Open kinredon opened 2 months ago
Yes, we do not use text guidance for the OV-LVIS setting by default, because we observe text guidance has little impact in this case. As discussed in the paper, COCO-Caption suffers from data bias (usually more than one co-occurring concept in a sub-group). Text guidance is particularly useful to overcome such data bias. But for CC3M in OV-LVIS, there is no such bias and text guidance is not necessary.
@machuofan Thanks for your timely reply. I am now reproducing results on ov lvis, the AP on novel classes is around 22.0. I am wondering if my cc3m have some issues, I downloaded the cc3m dataset from Hugging Face, the number of images in my downloaded data is around 2.9M which is less than official 3.3M. How many images do you have downloaded? Could you share some advices for me?
Actually, I only got 2.8M images for the CC3M dataset. But the LVIS APr metric typically has high variance. Maybe you can have another try to see if the results are different.

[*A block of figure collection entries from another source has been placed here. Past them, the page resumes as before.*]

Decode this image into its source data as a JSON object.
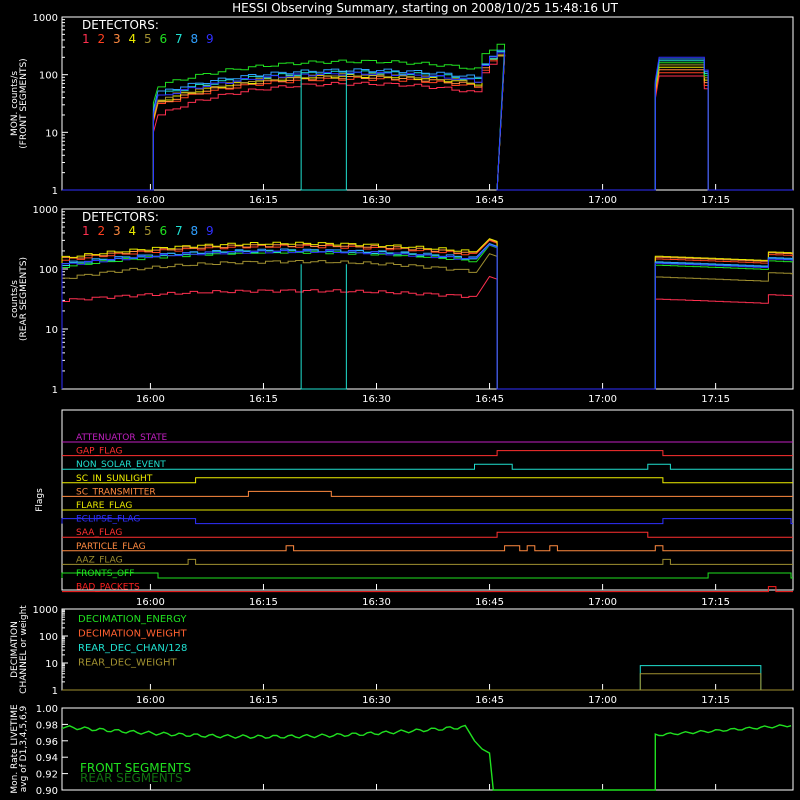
{
  "title": "HESSI Observing Summary, starting on 2008/10/25 15:48:16 UT",
  "time_ticks": [
    "16:00",
    "16:15",
    "16:30",
    "16:45",
    "17:00",
    "17:15"
  ],
  "colors": {
    "d1": "#ff3050",
    "d2": "#ff4020",
    "d3": "#ff8a40",
    "d4": "#e8e800",
    "d5": "#a09030",
    "d6": "#20e020",
    "d7": "#20e0d0",
    "d8": "#30a0ff",
    "d9": "#3030ff"
  },
  "chart_data": [
    {
      "type": "line",
      "ylabel": "MON. counts/s",
      "ylabel2": "(FRONT SEGMENTS)",
      "ylim": [
        1,
        1000
      ],
      "yscale": "log",
      "yticks": [
        "1",
        "10",
        "100",
        "1000"
      ],
      "legend_title": "DETECTORS:",
      "legend": [
        "1",
        "2",
        "3",
        "4",
        "5",
        "6",
        "7",
        "8",
        "9"
      ],
      "detectors": [
        {
          "name": "1",
          "start": 20,
          "mid": 70,
          "peak": 200
        },
        {
          "name": "2",
          "start": 30,
          "mid": 85,
          "peak": 210
        },
        {
          "name": "3",
          "start": 32,
          "mid": 90,
          "peak": 220
        },
        {
          "name": "4",
          "start": 35,
          "mid": 95,
          "peak": 225
        },
        {
          "name": "5",
          "start": 38,
          "mid": 100,
          "peak": 230
        },
        {
          "name": "6",
          "start": 65,
          "mid": 170,
          "peak": 340
        },
        {
          "name": "7",
          "start": 45,
          "mid": 110,
          "peak": 240
        },
        {
          "name": "8",
          "start": 50,
          "mid": 120,
          "peak": 250
        },
        {
          "name": "9",
          "start": 42,
          "mid": 105,
          "peak": 235
        }
      ],
      "segment1": {
        "from": "16:01",
        "to": "16:46"
      },
      "segment2": {
        "from": "17:07",
        "to": "17:14"
      },
      "segment2_level": {
        "min": 95,
        "max": 200
      }
    },
    {
      "type": "line",
      "ylabel": "counts/s",
      "ylabel2": "(REAR SEGMENTS)",
      "ylim": [
        1,
        1000
      ],
      "yscale": "log",
      "yticks": [
        "1",
        "10",
        "100",
        "1000"
      ],
      "legend_title": "DETECTORS:",
      "legend": [
        "1",
        "2",
        "3",
        "4",
        "5",
        "6",
        "7",
        "8",
        "9"
      ],
      "detectors": [
        {
          "name": "1",
          "start": 30,
          "mid": 45,
          "peak": 75
        },
        {
          "name": "2",
          "start": 140,
          "mid": 250,
          "peak": 300
        },
        {
          "name": "3",
          "start": 150,
          "mid": 260,
          "peak": 310
        },
        {
          "name": "4",
          "start": 155,
          "mid": 280,
          "peak": 320
        },
        {
          "name": "5",
          "start": 70,
          "mid": 140,
          "peak": 180
        },
        {
          "name": "6",
          "start": 110,
          "mid": 200,
          "peak": 250
        },
        {
          "name": "7",
          "start": 120,
          "mid": 210,
          "peak": 260
        },
        {
          "name": "8",
          "start": 125,
          "mid": 215,
          "peak": 265
        },
        {
          "name": "9",
          "start": 118,
          "mid": 205,
          "peak": 255
        }
      ]
    },
    {
      "type": "flags",
      "ylabel": "Flags",
      "flags": [
        {
          "name": "ATTENUATOR_STATE",
          "color": "#c020c0"
        },
        {
          "name": "GAP_FLAG",
          "color": "#ff3030"
        },
        {
          "name": "NON_SOLAR_EVENT",
          "color": "#20e0d0"
        },
        {
          "name": "SC_IN_SUNLIGHT",
          "color": "#f0f000"
        },
        {
          "name": "SC_TRANSMITTER",
          "color": "#ff8a40"
        },
        {
          "name": "FLARE_FLAG",
          "color": "#e8e800"
        },
        {
          "name": "ECLIPSE_FLAG",
          "color": "#3030ff"
        },
        {
          "name": "SAA_FLAG",
          "color": "#ff3030"
        },
        {
          "name": "PARTICLE_FLAG",
          "color": "#ff8a40"
        },
        {
          "name": "AAZ_FLAG",
          "color": "#a09030"
        },
        {
          "name": "FRONTS_OFF",
          "color": "#20e020"
        },
        {
          "name": "BAD_PACKETS",
          "color": "#ff2020"
        }
      ]
    },
    {
      "type": "line",
      "ylabel": "DECIMATION",
      "ylabel2": "CHANNEL or weight",
      "ylim": [
        1,
        1000
      ],
      "yscale": "log",
      "yticks": [
        "1",
        "10",
        "100",
        "1000"
      ],
      "series": [
        {
          "name": "DECIMATION_ENERGY",
          "color": "#20e020"
        },
        {
          "name": "DECIMATION_WEIGHT",
          "color": "#ff6030"
        },
        {
          "name": "REAR_DEC_CHAN/128",
          "color": "#20e0d0"
        },
        {
          "name": "REAR_DEC_WEIGHT",
          "color": "#a09030"
        }
      ],
      "boxes": [
        {
          "series": "REAR_DEC_CHAN/128",
          "from": "17:05",
          "to": "17:21",
          "value": 8
        },
        {
          "series": "REAR_DEC_WEIGHT",
          "from": "17:05",
          "to": "17:21",
          "value": 4
        }
      ]
    },
    {
      "type": "line",
      "ylabel": "Mon. Rate LIVETIME",
      "ylabel2": "avg of D1,3,4,5,6,9",
      "ylim": [
        0.9,
        1.0
      ],
      "yticks": [
        "0.90",
        "0.92",
        "0.94",
        "0.96",
        "0.98",
        "1.00"
      ],
      "series": [
        {
          "name": "FRONT SEGMENTS",
          "color": "#20e020"
        },
        {
          "name": "REAR SEGMENTS",
          "color": "#107010"
        }
      ]
    }
  ]
}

Hi @machuofan, how many GPU resources are needed to train the EVA Large model, and how long for the model training? Are the transfer experiments based on large EVA or swin base?
Hi @kinredon, I cannot clearly remember the number, it roughly takes 8 V100s to train for 3-5 days. The transfer experiments are based on R50 backbone.
@machuofan Thanks for your quick response. I tried using the default config of EVA L in this repo, https://github.com/CVMI-Lab/CoDet/blob/main/configs/CoDet_OVLVIS_EVA_4x.yaml, It seems the model cannot train on V100 because the memory cost is larger than 32GB. There remains 65GB in one GPU, but the model training still fails. Is this config for 8 A100 GPUs?
Oh, I see. Then it should be A100 80G GPUs. Sorry for the mistake.
When I was reproducing the results on OV-LVIS, I found the default config(e.g., r50 ov-lvis) makes the text guidance to be False. I am wondering if this is a mistake or another reason for choosing this. In the paper, the text guidance has a significant impact on the OV-COCO.